I would describe people in this area as generally nice, open, polite, and predominantly good drivers. If you speak to a stranger they will smile and respond back. When you have your blinker on people will most likely let you merge.
The immigrant community is strong in King county and people come really from all over the world. According to census data for 2020, there are over 557,000 people in King County who were born overseas. Out of 2.23 million residents in the county – 24% are immigrants.
In Bellevue and Redmond, the percent of the immigrant population is even higher – upwards of 40%. At the same time, about 20% of residents of Seattle were born overseas.
This statistic is understandable – there is a large influx of immigrants who settle on the east side of Lake Washington, who work for Microsoft, Google, Amazon, Salesforce, and a few more tech companies. If you look at the top H1-B visa sponsors for 2021 you will see a strong correlation, which explains population distribution.
What does this mean for you? No one cares about your accent. If you speak differently, dress differently, or subscribe to non-Christian religion, not only you will not be judged, but very likely you will find kindred spirits in this area. Racism is pretty much non-existent here.
Before moving to an area it helps to know if you could put the food on the table, doesn’t it? King County has prospered and grown in the last decade mostly due to the technology and the health care sectors. Companies like Microsoft, Amazon, and Boeing have become magnets for talent across the country and even the world. The population grew and needs for various services increased as well – more people needed food, the roof over their heads, doctors, daycare for their kids, and so on. Satellite businesses sprung around the east side of the Lake Washington serving a rapidly growing population. Developers rolled in and erected a metric ton of rental properties. Since people were moving for good-paying jobs, they attracted banks, investment firms, financial advisors, and other businesses in this sector. As traffic increased, so did the accidents. People needed lawyers to go fight their tickets in courts.
These days economy of the King County is booming. Keep this history in mind as you are reading this paragraph.
Top 10 employers as of December 2021:
- University of Washington
- Allied Universal
- Aya Healthcare
- The Boeing Company
- Blue Origin
- Swedish Health Services
- Seattle Children’s
Other employees are Facebook, Starbucks, Salesforce, Accenture, etc.
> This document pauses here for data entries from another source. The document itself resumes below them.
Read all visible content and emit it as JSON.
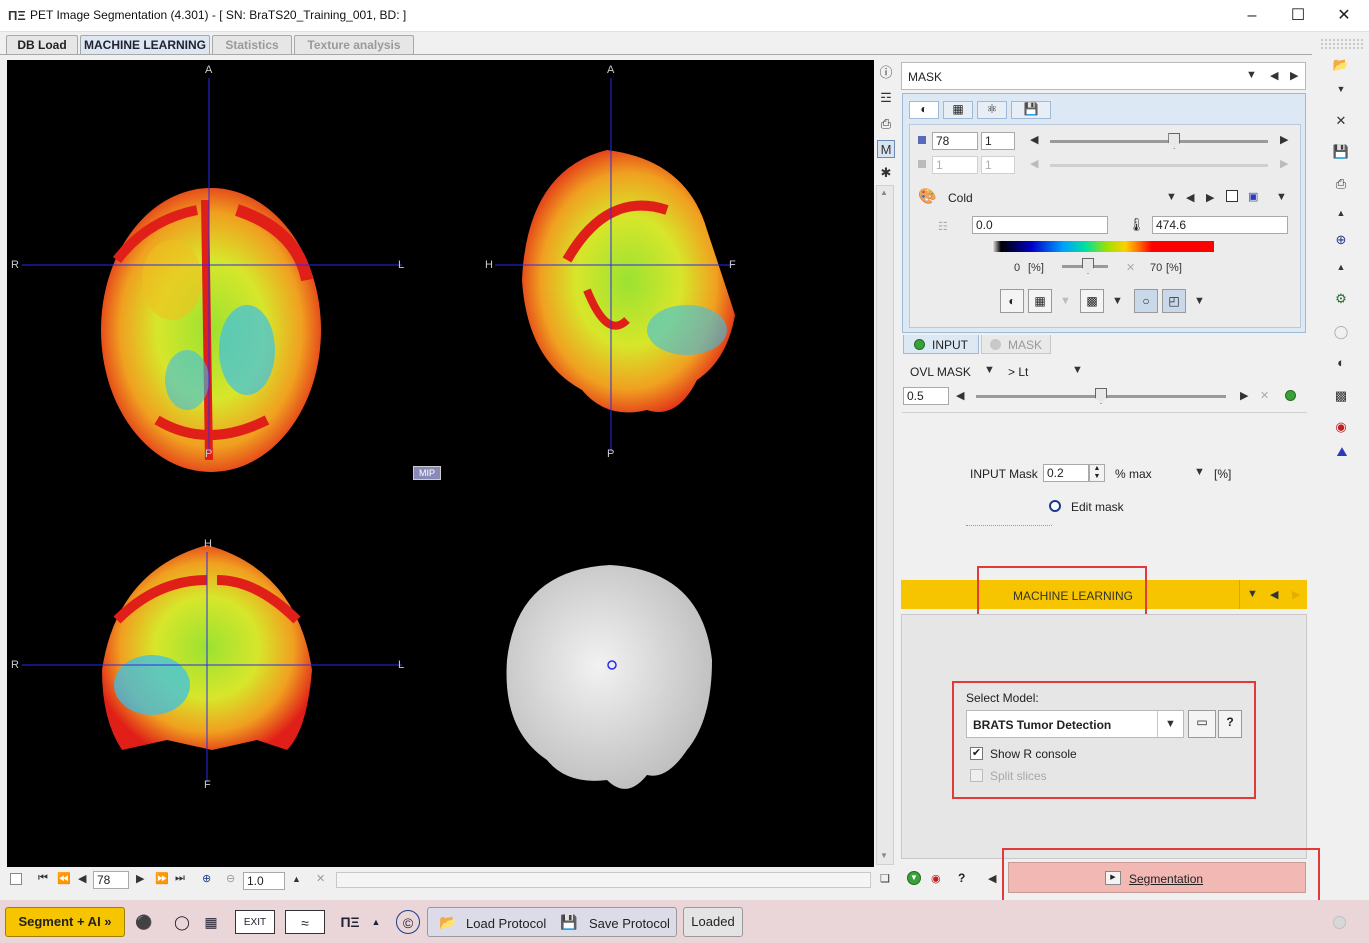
{
  "window": {
    "title": "PET Image Segmentation (4.301) - [ SN: BraTS20_Training_001, BD:  ]"
  },
  "tabs": [
    {
      "label": "DB Load"
    },
    {
      "label": "MACHINE LEARNING"
    },
    {
      "label": "Statistics"
    },
    {
      "label": "Texture analysis"
    }
  ],
  "viewer": {
    "axial": {
      "top": "A",
      "bottom": "P",
      "left": "R",
      "right": "L"
    },
    "sagittal": {
      "top": "A",
      "bottom": "P",
      "left": "H",
      "right": "F"
    },
    "coronal": {
      "top": "H",
      "bottom": "F",
      "left": "R",
      "right": "L"
    },
    "mip_label": "MIP"
  },
  "viewer_controls": {
    "slice": "78",
    "zoom": "1.0"
  },
  "panel": {
    "mask_combo": "MASK",
    "slice_value": "78",
    "slice_step": "1",
    "slice_value2": "1",
    "slice_step2": "1",
    "slice_slider": 0.57,
    "colormap": "Cold",
    "range_min": "0.0",
    "range_max": "474.6",
    "lower_pct": "0",
    "upper_pct": "70",
    "pct_unit": "[%]",
    "input_tab": "INPUT",
    "mask_tab": "MASK",
    "ovl_mask": "OVL MASK",
    "threshold_mode": "> Lt",
    "ovl_value": "0.5",
    "ovl_slider": 0.5,
    "input_mask_label": "INPUT Mask",
    "input_mask_value": "0.2",
    "input_mask_unit": "% max",
    "input_mask_pct": "[%]",
    "edit_mask": "Edit mask"
  },
  "ml": {
    "header": "MACHINE LEARNING",
    "select_model_label": "Select Model:",
    "model": "BRATS Tumor Detection",
    "help": "?",
    "show_r_console": "Show R console",
    "show_r_console_checked": true,
    "split_slices": "Split slices",
    "segmentation_button": "Segmentation"
  },
  "bottom": {
    "segment_ai": "Segment + AI »",
    "load_protocol": "Load Protocol",
    "save_protocol": "Save Protocol",
    "loaded": "Loaded",
    "exit": "EXIT"
  },
  "colors": {
    "accent": "#f7c400",
    "highlight": "#e23a3a",
    "crosshair": "#2a2af0",
    "seg_button": "#f1b8b4"
  }
}
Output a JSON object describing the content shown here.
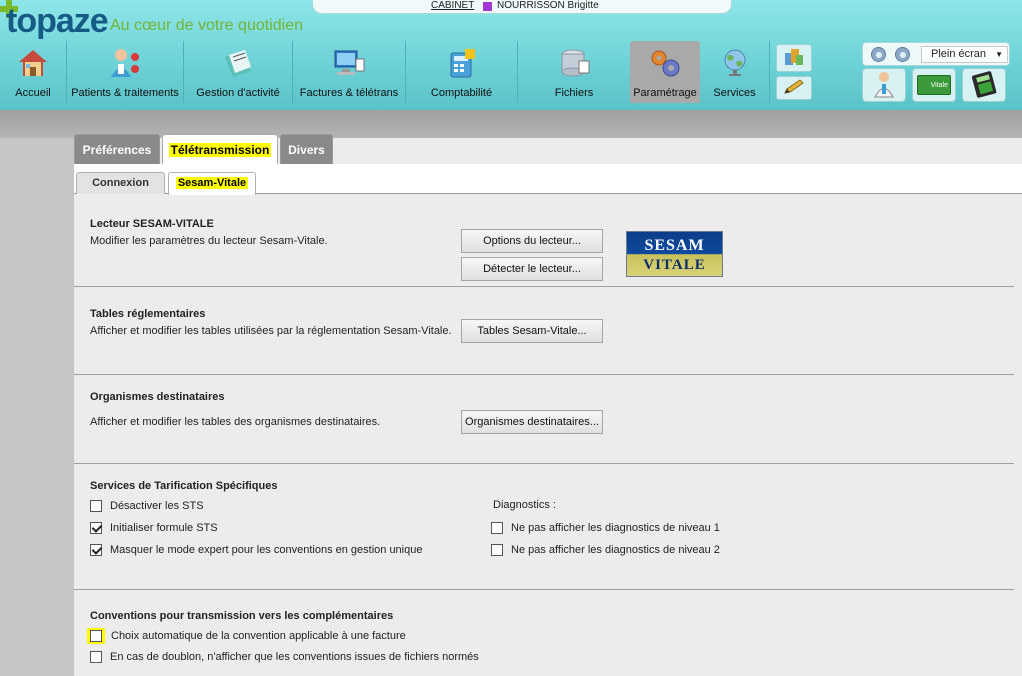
{
  "app": {
    "logo": "topaze",
    "tagline": "Au cœur de votre quotidien"
  },
  "userbar": {
    "cabinet": "CABINET",
    "user": "NOURRISSON Brigitte",
    "user_color": "#a334d6"
  },
  "nav": [
    {
      "label": "Accueil",
      "icon": "house-icon"
    },
    {
      "label": "Patients & traitements",
      "icon": "patients-icon"
    },
    {
      "label": "Gestion d'activité",
      "icon": "folder-icon"
    },
    {
      "label": "Factures & télétrans",
      "icon": "computer-icon"
    },
    {
      "label": "Comptabilité",
      "icon": "calculator-icon"
    },
    {
      "label": "Fichiers",
      "icon": "database-icon"
    },
    {
      "label": "Paramétrage",
      "icon": "gears-icon"
    },
    {
      "label": "Services",
      "icon": "globe-icon"
    }
  ],
  "right_panel": {
    "fullscreen": "Plein écran",
    "vitale_label": "Vitale"
  },
  "tabs": [
    "Préférences",
    "Télétransmission",
    "Divers"
  ],
  "subtabs": [
    "Connexion",
    "Sesam-Vitale"
  ],
  "sections": {
    "reader": {
      "title": "Lecteur SESAM-VITALE",
      "desc": "Modifier les paramètres du lecteur Sesam-Vitale.",
      "btn_options": "Options du lecteur...",
      "btn_detect": "Détecter le lecteur...",
      "logo_top": "SESAM",
      "logo_bottom": "VITALE"
    },
    "tables": {
      "title": "Tables réglementaires",
      "desc": "Afficher et modifier les tables utilisées par la réglementation Sesam-Vitale.",
      "btn": "Tables Sesam-Vitale..."
    },
    "orgs": {
      "title": "Organismes destinataires",
      "desc": "Afficher et modifier les tables des organismes destinataires.",
      "btn": "Organismes destinataires..."
    },
    "sts": {
      "title": "Services de Tarification Spécifiques",
      "opt1": "Désactiver les STS",
      "opt2": "Initialiser formule STS",
      "opt3": "Masquer le mode expert pour les conventions en gestion unique",
      "diag_title": "Diagnostics :",
      "diag1": "Ne pas afficher les diagnostics de niveau 1",
      "diag2": "Ne pas afficher les diagnostics de niveau 2"
    },
    "conventions": {
      "title": "Conventions pour transmission vers les complémentaires",
      "opt1": "Choix automatique de la convention applicable à une facture",
      "opt2": "En cas de doublon, n'afficher que les conventions issues de fichiers normés"
    }
  },
  "colors": {
    "accent": "#6fd3d8",
    "highlight": "#ffff00",
    "logo_green": "#75b534",
    "logo_blue": "#165a86"
  }
}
Top 10 occupations as of August 2021:
- Software Developer
- Computer occupation
- Laborer and Freight
- Registered Nurse
- Sales Representative
- Marketing Manager
- Retail Salesperson
- Customer Service Representative
- Stock Clerk
Other needed occupations are HR, Security Guards, Repair Workers, Janitors, Waiters, etc.
Coronavirus Pandemic did impact King County jobs but it wasn’t devastating. A good number of jobs in the area are office-based and they seamlessly transitioned to working from home. As the country reopened a lot of jobs returned to the area and we are close to pre-pandemic levels of unemployment.
Let put everything together in a concise and easy to understand choice:
- If you are moving here for economic reasons, to start a family or a business, to study, work for an employer that has office only in this area or to invest in real estate – you are on the right track. Seattle is absolutely the right place for young individuals motivated by careers and want to contribute to technological progress.
- If you are looking to retire in Seattle or hope to be hiking the wilderness, drinking wine, kayaking or riding a bicicle on a myriad of trails – you are making a mistake. You will be putting your life on hold for 8 months every year, waiting for rain, fog or cold to pass. Seattle is the wrong place for people motivated by adventure.
Ask yourself – can you do, whatever you plan to do in Seattle, do it in the basement without windows for 8 months every year? The answer to this question is the answer to whether you should be seriously considering moving to the Seattle area.